One of the most famous Christmas animated TV specials is “Frosty the Snowman,” which debuted in 1969. It was by Rankin/Bass Productions, the same company that produced the classic Christmas animated special, “Rudolph the Red-Nosed Reindeer,” which debuted five years earlier. Narrated by Jimmy Durante, the special involves a magic hat that transforms a snowman, Frosty, into a living being. The magician who owned the hat wants it back now that he knows it contained actual magic, so the kids had to get together and find a way to bring Frosty to the North Pole to keep him from melting. However, once there, Frosty sacrifices himself to warm up the little girl, Karen, who took him to the North Pole. He melts, but Santa Claus explains that Frosty is made out of special Christmas snow and thus can never truly melt. Frosty then comes back to life and everyone has a Merry Christmas.

Again, as noted, the special is a Christmas classic and the soundtrack is beloved, as well, including not just the title track, but a great version of “Santa Claus is Coming to Town.” However, did you know that originally, “Frosty the Snowman” wasn’t about Christmas, at all?
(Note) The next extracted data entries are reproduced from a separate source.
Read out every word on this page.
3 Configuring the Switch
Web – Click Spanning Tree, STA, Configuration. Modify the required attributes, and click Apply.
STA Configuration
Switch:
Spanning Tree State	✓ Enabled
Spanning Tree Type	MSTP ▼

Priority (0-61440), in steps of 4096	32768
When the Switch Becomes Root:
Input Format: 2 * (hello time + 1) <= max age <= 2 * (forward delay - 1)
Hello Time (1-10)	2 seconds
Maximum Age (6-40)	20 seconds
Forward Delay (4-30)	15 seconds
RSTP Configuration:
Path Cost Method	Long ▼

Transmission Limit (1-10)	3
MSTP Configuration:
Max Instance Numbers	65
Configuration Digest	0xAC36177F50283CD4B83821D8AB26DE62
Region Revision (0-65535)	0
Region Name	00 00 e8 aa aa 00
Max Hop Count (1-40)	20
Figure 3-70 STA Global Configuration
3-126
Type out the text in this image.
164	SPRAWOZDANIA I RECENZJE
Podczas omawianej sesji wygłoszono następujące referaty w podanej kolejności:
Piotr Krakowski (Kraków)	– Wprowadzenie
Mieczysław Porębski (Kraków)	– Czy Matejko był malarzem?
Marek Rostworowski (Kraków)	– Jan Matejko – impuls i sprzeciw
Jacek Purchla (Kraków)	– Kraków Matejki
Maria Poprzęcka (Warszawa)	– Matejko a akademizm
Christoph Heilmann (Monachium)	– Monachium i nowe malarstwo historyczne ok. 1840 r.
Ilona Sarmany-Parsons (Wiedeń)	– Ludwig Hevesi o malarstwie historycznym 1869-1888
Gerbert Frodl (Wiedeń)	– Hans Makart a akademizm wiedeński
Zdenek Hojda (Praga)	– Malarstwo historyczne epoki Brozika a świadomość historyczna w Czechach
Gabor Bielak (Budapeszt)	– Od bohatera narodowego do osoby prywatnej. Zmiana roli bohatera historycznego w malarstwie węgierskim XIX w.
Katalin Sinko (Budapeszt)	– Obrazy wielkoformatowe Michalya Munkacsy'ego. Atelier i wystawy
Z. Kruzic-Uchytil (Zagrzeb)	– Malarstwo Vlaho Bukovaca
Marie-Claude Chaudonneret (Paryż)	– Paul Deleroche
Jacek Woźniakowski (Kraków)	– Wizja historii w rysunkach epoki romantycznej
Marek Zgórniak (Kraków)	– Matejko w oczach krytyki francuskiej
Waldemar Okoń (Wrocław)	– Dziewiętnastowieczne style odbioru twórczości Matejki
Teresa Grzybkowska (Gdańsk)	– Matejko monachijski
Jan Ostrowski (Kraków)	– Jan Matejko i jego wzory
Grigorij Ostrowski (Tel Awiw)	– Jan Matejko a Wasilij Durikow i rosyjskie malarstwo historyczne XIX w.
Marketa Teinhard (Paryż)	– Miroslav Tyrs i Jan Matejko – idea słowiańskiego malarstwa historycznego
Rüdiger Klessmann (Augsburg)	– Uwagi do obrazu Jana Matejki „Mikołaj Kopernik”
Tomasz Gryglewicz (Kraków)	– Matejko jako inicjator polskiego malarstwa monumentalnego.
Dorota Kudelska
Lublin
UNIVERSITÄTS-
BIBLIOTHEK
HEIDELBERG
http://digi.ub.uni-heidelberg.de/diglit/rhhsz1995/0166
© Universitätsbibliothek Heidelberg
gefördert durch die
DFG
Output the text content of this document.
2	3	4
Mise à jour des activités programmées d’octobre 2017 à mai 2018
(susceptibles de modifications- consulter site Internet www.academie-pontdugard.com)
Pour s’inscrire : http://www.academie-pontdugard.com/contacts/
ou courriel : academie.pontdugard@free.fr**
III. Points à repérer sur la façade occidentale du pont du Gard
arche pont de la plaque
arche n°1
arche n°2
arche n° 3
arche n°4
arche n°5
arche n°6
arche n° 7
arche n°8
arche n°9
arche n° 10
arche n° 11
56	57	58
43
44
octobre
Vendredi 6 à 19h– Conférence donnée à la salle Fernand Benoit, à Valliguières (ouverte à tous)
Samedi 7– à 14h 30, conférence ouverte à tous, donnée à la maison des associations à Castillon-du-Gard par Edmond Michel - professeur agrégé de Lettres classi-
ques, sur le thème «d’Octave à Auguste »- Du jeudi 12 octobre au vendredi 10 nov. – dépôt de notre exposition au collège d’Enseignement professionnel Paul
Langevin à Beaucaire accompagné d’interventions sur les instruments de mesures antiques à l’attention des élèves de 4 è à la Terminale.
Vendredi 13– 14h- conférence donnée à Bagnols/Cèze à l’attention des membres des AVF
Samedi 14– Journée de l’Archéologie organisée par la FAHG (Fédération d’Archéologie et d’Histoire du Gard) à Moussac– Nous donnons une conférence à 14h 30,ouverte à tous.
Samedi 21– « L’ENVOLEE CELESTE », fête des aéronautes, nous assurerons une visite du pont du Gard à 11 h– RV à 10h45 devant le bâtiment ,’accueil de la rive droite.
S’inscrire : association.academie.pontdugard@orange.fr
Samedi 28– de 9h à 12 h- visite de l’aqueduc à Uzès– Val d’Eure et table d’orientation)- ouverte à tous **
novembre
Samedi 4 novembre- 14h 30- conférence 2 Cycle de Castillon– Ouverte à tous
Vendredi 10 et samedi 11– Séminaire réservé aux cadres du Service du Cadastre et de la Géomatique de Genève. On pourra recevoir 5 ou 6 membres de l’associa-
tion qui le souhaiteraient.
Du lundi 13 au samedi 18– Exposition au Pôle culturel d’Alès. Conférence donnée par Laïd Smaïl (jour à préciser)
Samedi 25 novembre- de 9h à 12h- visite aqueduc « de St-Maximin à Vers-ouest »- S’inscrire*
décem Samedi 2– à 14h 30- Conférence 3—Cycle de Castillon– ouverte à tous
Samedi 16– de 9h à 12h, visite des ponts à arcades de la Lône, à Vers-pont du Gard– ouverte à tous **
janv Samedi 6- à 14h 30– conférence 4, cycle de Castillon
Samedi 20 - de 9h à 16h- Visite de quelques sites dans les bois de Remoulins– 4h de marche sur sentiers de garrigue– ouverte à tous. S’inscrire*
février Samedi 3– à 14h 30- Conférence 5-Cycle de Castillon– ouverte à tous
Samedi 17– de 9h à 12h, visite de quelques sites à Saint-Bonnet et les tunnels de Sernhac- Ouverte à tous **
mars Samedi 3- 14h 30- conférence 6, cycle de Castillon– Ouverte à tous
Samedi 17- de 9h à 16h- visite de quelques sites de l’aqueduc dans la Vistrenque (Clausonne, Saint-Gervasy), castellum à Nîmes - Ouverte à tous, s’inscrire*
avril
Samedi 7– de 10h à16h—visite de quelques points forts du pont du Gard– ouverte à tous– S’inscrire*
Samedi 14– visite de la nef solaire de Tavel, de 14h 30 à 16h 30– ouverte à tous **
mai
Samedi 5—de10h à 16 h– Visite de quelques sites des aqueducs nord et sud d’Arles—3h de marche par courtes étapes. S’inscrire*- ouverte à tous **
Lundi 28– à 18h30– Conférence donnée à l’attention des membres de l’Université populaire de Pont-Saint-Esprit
“Frosty the Snowman” was written by Romeo Muller, the acclaimed Rankin/Bass writer who did most of their writing for them. Muller was renowned for his ability to take simple songs and then come up with a compelling story to revolve around the song. As we’ve discussed in an old TV Legends Revealed, Muller invented pretty much everything that we now think of as the “Rudolph the Red-Nosed Reindeer” story by himself, except for the general “Rudolph’s red nose ends up saving the day” part of the song, as really, the song (and the book that the song was based on) is pretty darn bare bones, plot-wise.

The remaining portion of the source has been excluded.